SCRANTON -- La Festa Italiana in Scranton, the festival honoring Italian culture and cuisine, wraps up Monday night.
In case you missed it, one of the highlights of La Festa was the re-lighting of the "Electric City" sign high above Scranton's downtown Saturday night.
Organizers say La Festa was a rousing success once again.
"We have no chairs at home. They're all down here in Scranton. Yeah, everybody says 'save me a couple chairs, save me a couple chairs.'"
The Miceli family from Binghamton has a small colony of saved seats in front of the La Festa Italiana bandstand on Courthouse Square. They travel about an hour each way for each day of the festival.
But that's nothing. The friends they're waiting for are from Florida.
"Get here about 8:30 and you get these premium spots!" said Vinny Miceli of Binghamton, New York.

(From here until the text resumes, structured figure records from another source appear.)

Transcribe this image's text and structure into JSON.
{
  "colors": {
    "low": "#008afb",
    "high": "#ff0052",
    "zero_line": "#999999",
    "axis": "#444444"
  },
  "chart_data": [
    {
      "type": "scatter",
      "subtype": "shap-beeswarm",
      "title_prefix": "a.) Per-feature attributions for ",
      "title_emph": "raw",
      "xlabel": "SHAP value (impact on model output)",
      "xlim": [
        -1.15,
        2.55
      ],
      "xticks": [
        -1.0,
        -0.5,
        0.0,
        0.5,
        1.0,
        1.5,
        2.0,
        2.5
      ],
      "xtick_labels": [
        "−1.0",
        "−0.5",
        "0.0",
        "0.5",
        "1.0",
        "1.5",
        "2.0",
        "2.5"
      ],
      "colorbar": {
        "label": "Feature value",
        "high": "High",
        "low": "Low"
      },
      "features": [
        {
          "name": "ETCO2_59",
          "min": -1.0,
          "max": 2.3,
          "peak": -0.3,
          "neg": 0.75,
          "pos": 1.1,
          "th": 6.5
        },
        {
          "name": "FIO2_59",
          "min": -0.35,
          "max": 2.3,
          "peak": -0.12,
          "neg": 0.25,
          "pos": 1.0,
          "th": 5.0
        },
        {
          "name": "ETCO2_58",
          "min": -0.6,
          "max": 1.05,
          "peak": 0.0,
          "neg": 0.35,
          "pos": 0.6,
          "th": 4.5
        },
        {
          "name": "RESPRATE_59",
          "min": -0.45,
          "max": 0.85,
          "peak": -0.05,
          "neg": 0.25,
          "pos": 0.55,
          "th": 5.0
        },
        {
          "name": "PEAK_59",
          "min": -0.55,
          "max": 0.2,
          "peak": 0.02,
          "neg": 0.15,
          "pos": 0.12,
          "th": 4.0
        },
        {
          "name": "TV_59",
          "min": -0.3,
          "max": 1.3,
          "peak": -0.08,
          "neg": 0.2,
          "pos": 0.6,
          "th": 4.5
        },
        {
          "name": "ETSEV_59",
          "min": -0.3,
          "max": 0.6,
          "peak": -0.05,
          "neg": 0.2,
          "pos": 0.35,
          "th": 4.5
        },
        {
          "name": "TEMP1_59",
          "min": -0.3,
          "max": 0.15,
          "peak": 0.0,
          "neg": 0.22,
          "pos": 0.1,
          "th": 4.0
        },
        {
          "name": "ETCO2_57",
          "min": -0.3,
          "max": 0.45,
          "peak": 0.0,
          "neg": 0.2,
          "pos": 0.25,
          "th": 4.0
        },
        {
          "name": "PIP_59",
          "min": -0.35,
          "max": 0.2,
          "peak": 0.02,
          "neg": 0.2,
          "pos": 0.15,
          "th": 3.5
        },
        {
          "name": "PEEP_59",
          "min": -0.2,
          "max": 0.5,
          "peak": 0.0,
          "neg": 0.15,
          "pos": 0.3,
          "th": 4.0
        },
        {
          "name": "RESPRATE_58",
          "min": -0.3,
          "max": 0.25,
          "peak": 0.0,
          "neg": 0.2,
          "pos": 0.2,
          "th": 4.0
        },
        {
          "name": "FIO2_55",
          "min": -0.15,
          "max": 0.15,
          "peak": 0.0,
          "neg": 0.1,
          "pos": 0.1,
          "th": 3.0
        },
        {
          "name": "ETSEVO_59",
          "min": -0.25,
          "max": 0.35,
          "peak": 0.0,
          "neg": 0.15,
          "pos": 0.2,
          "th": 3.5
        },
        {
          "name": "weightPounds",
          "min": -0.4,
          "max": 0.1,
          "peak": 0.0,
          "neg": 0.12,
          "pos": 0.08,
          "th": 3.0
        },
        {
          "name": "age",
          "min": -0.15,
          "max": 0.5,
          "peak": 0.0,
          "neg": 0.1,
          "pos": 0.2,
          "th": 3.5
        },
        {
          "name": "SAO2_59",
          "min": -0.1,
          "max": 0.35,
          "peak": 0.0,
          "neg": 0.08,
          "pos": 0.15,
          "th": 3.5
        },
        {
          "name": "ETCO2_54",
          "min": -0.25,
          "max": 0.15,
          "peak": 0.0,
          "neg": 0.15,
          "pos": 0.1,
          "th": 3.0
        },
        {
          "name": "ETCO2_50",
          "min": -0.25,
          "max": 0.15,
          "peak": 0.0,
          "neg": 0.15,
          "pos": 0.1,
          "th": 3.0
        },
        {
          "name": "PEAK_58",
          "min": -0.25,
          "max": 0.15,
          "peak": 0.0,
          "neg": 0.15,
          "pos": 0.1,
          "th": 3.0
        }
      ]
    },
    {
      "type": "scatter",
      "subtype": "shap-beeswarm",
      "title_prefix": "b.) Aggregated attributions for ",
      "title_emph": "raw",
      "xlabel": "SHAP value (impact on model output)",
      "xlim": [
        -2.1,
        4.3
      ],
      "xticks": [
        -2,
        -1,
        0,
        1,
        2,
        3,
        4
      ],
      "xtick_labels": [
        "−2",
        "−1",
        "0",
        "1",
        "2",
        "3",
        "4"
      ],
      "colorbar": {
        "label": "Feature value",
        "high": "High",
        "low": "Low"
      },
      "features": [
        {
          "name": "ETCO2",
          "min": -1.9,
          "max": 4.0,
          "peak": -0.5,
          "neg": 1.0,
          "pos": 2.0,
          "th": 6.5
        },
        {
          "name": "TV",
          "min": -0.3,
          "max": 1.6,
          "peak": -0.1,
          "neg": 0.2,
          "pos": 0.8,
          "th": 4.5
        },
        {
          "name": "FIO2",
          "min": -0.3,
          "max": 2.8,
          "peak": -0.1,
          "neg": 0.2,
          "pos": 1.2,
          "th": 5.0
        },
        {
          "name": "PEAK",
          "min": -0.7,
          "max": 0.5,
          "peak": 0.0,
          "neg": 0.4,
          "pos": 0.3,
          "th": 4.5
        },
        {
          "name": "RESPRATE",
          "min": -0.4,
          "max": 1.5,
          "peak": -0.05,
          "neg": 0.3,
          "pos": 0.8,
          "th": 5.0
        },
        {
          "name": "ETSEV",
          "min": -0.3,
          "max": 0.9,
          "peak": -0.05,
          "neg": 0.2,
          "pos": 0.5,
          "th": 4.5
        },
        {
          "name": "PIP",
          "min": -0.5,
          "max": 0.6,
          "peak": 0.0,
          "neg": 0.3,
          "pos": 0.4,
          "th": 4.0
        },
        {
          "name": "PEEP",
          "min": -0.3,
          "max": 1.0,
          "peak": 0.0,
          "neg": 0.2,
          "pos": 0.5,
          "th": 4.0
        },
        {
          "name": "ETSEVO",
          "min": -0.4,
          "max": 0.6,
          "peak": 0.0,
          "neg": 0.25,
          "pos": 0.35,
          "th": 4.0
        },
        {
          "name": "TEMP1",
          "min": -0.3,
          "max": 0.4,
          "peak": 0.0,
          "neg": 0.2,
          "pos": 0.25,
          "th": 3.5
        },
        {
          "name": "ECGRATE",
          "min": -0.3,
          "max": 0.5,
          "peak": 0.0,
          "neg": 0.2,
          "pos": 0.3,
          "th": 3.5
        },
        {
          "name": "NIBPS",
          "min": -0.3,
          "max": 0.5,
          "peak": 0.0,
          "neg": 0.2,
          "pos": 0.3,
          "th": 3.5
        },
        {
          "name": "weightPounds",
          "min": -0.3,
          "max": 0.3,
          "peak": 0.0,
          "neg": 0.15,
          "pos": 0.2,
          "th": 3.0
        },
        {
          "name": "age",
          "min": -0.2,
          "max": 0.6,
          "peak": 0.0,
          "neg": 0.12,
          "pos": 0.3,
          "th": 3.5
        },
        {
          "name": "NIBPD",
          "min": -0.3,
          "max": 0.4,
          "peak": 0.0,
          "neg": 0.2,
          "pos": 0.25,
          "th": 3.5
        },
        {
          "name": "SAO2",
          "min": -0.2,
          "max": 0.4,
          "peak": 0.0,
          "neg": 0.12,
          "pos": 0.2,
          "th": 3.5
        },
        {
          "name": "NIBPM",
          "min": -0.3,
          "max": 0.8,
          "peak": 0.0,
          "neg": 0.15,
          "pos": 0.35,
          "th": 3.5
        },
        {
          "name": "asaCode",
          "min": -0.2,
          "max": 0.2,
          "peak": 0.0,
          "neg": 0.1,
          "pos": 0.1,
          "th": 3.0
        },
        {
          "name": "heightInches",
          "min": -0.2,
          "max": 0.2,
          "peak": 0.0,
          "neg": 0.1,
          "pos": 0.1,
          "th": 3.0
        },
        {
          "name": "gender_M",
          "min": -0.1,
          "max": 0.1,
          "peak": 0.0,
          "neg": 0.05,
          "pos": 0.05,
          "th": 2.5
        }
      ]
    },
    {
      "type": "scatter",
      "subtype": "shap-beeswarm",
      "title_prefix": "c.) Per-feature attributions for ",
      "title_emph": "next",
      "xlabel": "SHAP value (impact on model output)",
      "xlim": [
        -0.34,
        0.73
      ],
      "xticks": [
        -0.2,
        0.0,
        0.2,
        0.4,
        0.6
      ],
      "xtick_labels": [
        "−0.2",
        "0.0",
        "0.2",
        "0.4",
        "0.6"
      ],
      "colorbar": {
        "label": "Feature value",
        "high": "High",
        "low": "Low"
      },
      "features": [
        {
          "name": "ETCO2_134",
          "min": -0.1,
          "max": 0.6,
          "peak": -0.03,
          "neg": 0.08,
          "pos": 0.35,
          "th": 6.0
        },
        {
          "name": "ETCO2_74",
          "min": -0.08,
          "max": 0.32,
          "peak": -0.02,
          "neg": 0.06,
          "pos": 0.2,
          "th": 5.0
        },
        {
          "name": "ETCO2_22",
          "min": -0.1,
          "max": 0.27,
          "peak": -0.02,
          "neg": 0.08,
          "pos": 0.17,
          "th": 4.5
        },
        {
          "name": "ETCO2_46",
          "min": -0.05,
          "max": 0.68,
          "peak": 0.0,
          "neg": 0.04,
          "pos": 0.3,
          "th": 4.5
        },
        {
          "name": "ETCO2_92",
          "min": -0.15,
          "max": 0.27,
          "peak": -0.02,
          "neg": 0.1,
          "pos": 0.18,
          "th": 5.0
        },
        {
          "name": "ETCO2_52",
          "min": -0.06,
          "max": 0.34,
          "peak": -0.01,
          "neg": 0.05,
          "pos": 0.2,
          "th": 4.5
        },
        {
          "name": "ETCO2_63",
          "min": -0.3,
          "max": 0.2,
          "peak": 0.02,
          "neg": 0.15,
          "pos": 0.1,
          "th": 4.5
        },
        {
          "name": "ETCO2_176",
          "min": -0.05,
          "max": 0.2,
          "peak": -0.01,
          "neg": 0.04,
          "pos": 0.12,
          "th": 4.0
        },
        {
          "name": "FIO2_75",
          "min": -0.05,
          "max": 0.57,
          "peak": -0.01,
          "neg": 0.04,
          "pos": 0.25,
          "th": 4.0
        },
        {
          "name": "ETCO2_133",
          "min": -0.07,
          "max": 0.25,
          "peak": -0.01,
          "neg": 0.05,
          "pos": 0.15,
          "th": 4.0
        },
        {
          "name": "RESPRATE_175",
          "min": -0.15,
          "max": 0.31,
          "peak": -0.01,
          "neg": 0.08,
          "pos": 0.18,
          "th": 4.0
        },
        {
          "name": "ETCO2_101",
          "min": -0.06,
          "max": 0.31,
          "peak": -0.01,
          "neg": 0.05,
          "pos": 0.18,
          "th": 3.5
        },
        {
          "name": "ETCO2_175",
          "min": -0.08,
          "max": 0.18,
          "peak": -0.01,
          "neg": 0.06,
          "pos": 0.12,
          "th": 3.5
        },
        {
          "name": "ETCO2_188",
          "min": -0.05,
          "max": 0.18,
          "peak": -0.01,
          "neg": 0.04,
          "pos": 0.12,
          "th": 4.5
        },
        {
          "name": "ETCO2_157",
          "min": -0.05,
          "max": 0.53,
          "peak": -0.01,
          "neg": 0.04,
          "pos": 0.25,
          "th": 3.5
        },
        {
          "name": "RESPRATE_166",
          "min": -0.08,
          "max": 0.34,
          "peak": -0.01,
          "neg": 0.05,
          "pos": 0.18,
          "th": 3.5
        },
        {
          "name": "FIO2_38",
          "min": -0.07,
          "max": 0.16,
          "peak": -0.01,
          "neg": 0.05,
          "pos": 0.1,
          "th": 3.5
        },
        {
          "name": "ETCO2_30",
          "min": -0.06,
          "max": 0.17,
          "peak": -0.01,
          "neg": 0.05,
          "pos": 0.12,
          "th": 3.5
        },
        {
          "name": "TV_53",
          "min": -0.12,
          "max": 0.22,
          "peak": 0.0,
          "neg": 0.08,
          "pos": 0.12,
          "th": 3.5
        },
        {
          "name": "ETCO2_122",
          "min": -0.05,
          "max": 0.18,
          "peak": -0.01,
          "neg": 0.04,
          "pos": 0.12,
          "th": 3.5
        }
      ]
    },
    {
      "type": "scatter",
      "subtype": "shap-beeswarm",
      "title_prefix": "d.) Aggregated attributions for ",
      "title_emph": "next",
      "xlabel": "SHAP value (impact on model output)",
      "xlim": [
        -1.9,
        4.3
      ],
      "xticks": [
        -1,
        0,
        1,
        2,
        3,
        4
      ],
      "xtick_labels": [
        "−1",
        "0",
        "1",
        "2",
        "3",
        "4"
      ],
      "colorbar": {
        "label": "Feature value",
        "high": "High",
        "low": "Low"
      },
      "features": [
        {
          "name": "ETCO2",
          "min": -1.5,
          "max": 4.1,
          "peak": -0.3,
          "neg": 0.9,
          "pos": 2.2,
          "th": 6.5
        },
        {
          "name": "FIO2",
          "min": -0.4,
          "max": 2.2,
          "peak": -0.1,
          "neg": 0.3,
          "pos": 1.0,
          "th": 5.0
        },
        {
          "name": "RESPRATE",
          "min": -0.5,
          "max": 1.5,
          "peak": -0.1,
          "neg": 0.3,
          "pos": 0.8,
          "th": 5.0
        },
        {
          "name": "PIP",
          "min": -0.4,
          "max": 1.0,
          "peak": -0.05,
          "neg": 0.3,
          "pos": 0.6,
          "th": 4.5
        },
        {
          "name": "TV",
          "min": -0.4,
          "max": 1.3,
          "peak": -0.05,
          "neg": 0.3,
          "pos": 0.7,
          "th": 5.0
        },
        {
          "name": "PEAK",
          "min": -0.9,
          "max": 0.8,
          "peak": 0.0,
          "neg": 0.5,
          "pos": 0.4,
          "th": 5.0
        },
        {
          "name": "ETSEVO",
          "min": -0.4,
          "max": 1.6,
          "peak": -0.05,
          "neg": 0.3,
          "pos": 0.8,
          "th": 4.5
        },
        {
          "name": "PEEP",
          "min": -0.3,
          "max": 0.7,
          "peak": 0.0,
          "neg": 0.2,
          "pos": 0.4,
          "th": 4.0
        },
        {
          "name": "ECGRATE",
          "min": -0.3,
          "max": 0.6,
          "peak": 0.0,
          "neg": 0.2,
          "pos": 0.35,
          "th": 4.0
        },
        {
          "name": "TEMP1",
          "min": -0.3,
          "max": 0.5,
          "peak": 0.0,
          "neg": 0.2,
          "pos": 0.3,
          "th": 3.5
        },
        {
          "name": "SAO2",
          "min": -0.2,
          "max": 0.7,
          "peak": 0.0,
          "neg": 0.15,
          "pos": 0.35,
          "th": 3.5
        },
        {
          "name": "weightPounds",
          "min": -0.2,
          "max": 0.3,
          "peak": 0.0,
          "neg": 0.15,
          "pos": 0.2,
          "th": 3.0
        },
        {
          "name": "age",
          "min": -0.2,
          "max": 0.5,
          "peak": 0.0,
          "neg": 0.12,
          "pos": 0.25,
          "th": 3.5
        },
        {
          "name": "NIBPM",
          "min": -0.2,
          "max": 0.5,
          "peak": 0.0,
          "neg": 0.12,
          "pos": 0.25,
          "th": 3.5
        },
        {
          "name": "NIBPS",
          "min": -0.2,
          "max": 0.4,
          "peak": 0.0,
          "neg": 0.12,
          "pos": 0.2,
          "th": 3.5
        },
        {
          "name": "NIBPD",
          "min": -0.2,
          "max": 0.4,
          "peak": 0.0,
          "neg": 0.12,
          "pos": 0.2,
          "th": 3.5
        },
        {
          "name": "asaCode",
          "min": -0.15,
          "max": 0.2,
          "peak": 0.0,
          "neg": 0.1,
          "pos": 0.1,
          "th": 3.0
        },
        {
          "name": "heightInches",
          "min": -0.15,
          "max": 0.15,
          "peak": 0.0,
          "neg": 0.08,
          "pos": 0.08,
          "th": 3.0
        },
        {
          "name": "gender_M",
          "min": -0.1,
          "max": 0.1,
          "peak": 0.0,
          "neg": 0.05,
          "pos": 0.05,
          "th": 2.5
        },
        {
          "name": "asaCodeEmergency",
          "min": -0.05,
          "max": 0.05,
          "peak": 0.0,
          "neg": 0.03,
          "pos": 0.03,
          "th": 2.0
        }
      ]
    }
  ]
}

The wait for the music to start is sometimes shorter than the time it takes people travel to get to the three-day Italian food festival in downtown scranton.
Organizers say the crowds they draw have grown the past few years and the people who visit are travelling farther.
"A lot of the festivals that were in those areas, New York and New Jersey, Maryland and Virginia, they don't have them anymore. A lot of the churches, they're not as ethnic as they used to be," said organizer Chris DiMatteo.
You'll see a lot of vendors from out of town, too. They say they travel to Scranton because La Festa Italiana is consistent after its 39 years. And the business is consistently good.
Tony Scala of Brooklyn used to be unique when he started vending at La Festa 36 years ago. Now, there are many vendors from New York City.
"What's it like packing up all your stuff and bringing it from Brooklyn?
"Not fun, not fun, it's a lot of work. It is a lot of work. It's probably about five or six days prep before we come, and then two or three days here," Scala replies.
It's still three days he wouldn't miss.
And just like the Micelis' chairs in front of the bandstand, La Festa is here to stay, too.